Figures show that the average wait for cancer treatment in Britain is 55 days, one week longer than two years ago, and the lengthy wait is leading to avoidable deaths and makes the United Kingdom one of the worst places in Europe to get the disease.
Waiting time is measured from when a patient is referred by a GP to when they start their first treatment in the hospital.

Some parts of the country have more extended waits than the 55-day average.
The United Kingdom came 33rd out of 41 developed nations for cancer mortality in 2019, the Organisation for Economic Co-operation and Development (OECD) found. Only Estonia, Ireland, Lithuania, Slovenia, Poland, Latvia, Slovakia and Hungary were worse.
The UK’s annual cancer mortality rate, of 216 per 100,000 people is the highest out of the G7 countries. Experts believe the disruption caused by the COVID-19 pandemic could lead to survival rates declining for the first time in a generation.
In 2020, some 38,000 fewer people were diagnosed with cancer than in 2019.
Professor Sir Mike Richards, former cancer director at the Department of Health and now chairman of the UK national screening committee, told a newspaper outlet that across a spectrum of diseases, but especially in cancer, they offer a late diagnosis service in this country, and that needs to be tackled urgently.
He said that there are numerous factors, many of which were present long before the pandemic, but which were made worse by COVID-19.
Waiting times for vital CT and MRI scans have increased tenfold in the past three years, with about 300,000 patients waiting longer than six weeks for cancer tests in England, and in 2020, England performed 99 CT scans per 1,000 people compared with 113 in Spain, 150 in Germany, 196 in Denmark and 205 in Belgium.
Similarly, England performed 63 MRI scans per 1,000 people compared with 150 in Germany, 85 in Spain and 91 in Denmark.

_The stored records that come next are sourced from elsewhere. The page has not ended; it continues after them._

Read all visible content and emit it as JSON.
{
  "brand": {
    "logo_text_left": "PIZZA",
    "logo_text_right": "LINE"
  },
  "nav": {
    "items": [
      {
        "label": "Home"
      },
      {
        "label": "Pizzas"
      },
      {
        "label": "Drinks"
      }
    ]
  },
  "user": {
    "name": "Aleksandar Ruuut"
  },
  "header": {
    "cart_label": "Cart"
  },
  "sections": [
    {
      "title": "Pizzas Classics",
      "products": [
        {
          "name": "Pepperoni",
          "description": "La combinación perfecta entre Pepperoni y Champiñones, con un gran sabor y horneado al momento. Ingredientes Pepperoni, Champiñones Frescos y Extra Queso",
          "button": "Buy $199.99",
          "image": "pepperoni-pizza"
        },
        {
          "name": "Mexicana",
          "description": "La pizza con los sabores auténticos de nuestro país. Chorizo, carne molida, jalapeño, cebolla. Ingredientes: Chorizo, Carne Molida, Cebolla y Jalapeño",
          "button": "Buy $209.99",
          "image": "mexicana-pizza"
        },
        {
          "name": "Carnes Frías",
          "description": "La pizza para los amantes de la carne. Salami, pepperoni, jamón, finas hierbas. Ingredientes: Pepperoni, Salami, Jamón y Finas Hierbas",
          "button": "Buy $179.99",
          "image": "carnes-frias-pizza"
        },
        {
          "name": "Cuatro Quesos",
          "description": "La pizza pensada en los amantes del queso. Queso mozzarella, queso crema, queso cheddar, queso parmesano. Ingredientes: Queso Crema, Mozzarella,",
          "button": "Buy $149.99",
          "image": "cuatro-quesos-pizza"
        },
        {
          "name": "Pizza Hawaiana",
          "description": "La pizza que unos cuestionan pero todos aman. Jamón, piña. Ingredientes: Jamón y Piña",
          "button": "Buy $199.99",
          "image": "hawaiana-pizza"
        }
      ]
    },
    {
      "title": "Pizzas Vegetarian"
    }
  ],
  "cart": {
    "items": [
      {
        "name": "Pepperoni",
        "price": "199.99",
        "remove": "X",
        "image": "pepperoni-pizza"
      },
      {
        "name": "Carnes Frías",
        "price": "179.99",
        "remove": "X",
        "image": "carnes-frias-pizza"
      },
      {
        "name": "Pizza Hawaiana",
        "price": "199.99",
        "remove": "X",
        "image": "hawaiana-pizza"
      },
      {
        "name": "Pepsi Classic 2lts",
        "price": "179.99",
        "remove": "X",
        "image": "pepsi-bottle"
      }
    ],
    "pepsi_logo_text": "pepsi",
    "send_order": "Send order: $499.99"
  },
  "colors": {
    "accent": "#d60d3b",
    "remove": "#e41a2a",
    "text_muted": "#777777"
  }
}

In the United Kingdom, approximately 167,000 people die from cancer every year.
Martin Marshall, head of the Royal College of GPs, said that the delays that they see in diagnosing cancer were a product of three factors, some related to patients, some related to the gatekeeper function of GPs and some related to the wider system.
Michelle Mitchell, from Cancer Research UK, said that delays of several weeks can often have serious implications in terms of prognosis and that early diagnosis and prompt treatment need to be a top priority for the Government.
That’s almost two months. Envision having cancer and sitting there for two months wondering if it’s spread because of the time wait. Wondering when you’ll get treatment, that’s mental torture. Wishing you were wealthy enough to get seen the next day, knowing that those with money will survive whilst you could die, it’s despicable.
The majority of us are enmeshed in a decreasing spiral as regards our living standards, long-term health and well-being. There’s simply no point trying to grow old now in the United Kingdom, but of course, that’s what our government want, they want us to all die extremely fast.
So, that’s a wait from the date of the decision on how to treat, this is surgery, radiation therapy, chemo et cetera, or a combination of all of them, but the actual wait from diagnosis might be much longer.
Now bang your pots and pans for the NHS! But it wouldn’t matter who ran the NHS or how much they ploughed into it. It’s a system that performs operations for gender new parts whilst cancer patients have to wait, and it needs to be changed to do what it was meant to do, instead of this mess it’s in now.